What matters most to Roush Industries is its people, so it bothers Operations Manager Mel Koslowski that in five to 10 years manufacturers are expected to experience a critical lack of skilled machinists. It is especially worrisome as the seasoned veterans who are currently leading companies begin to consider retirement.

“We definitely require high-tech machining systems like those from Makino for our production operations,” Mr. Koslowski says, “but we must also train people to use them. Even with automation, there will still be a need for a core group of people to engineer the parts, program and set up the machines to develop the prototypes that will eventually end up in production. We are seeing a growing gap between the availability of these jobs and the workers who possess these skills.”

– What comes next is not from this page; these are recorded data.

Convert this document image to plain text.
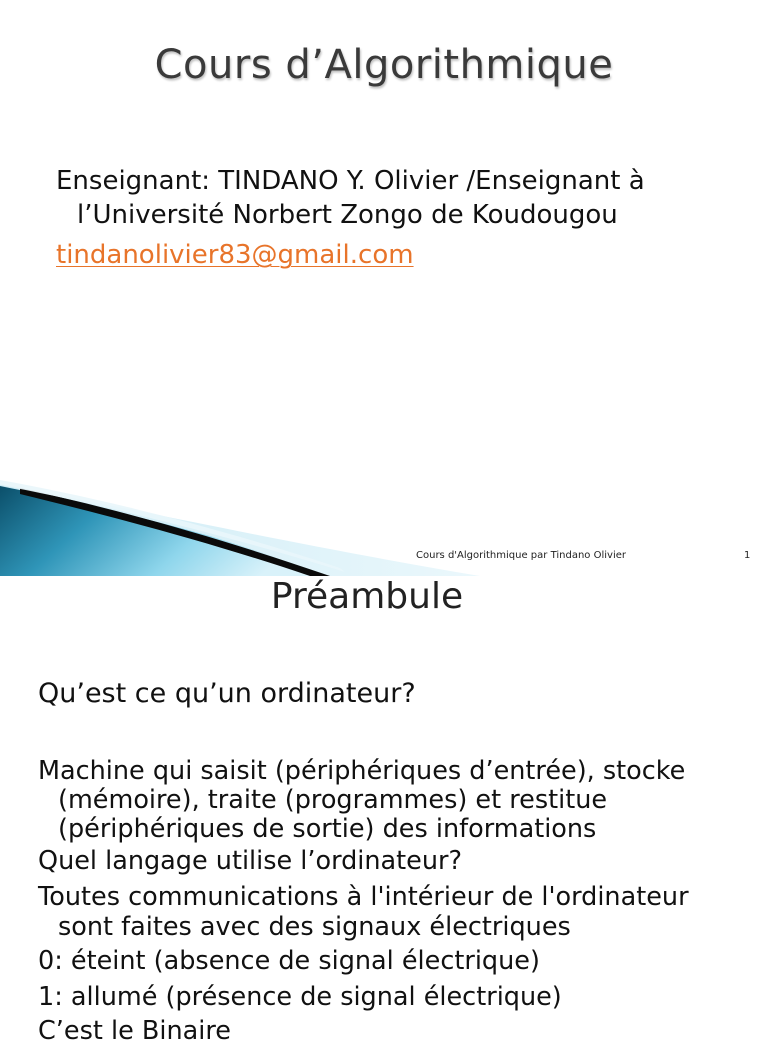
Cours d’Algorithmique
Enseignant: TINDANO Y. Olivier /Enseignant à
l’Université Norbert Zongo de Koudougou
tindanolivier83@gmail.com
Cours d'Algorithmique par Tindano Olivier	1
Préambule
Qu’est ce qu’un ordinateur?
Machine qui saisit (périphériques d’entrée), stocke
(mémoire), traite (programmes) et restitue
(périphériques de sortie) des informations
Quel langage utilise l’ordinateur?
Toutes communications à l'intérieur de l'ordinateur
sont faites avec des signaux électriques
0: éteint (absence de signal électrique)
1: allumé (présence de signal électrique)
C’est le Binaire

Mr. Koslowski says that he has been to community colleges with impressive machine setups and great programs teaching the fundamentals of machining, but where these schools fall short is in recruiting high school students to join them. That is mostly because these days no industrial education courses are being taught in high schools—classes that traditionally piqued student’s interests and fed the career pipeline.

“Back in the day, I loved metal shop,” he says. “We learned the basics all through high school, and I really enjoyed that. It is the reason why I went into the machining industry. These days, high schools have closed their metal shops, so students have no idea that there’s another way to earn a living.”

Mr. Koslowski believes that there’s still a future in machining, and that students need to be informed of this—that they don’t necessarily have to go to college to be an administrator, businessperson or information technology professional.

“There are kids in this country that have natural talent with their hands,” he says. “They just need the exposure and to realize that these programs exist at their community colleges. They need to know that they could make a good living doing these types of jobs.”

In the meantime, Roush’s partnership with local schools and in developing its own training program has been successful, and Mr. Koslowski continues to challenge other industry leaders to help find a way to address the skills gap.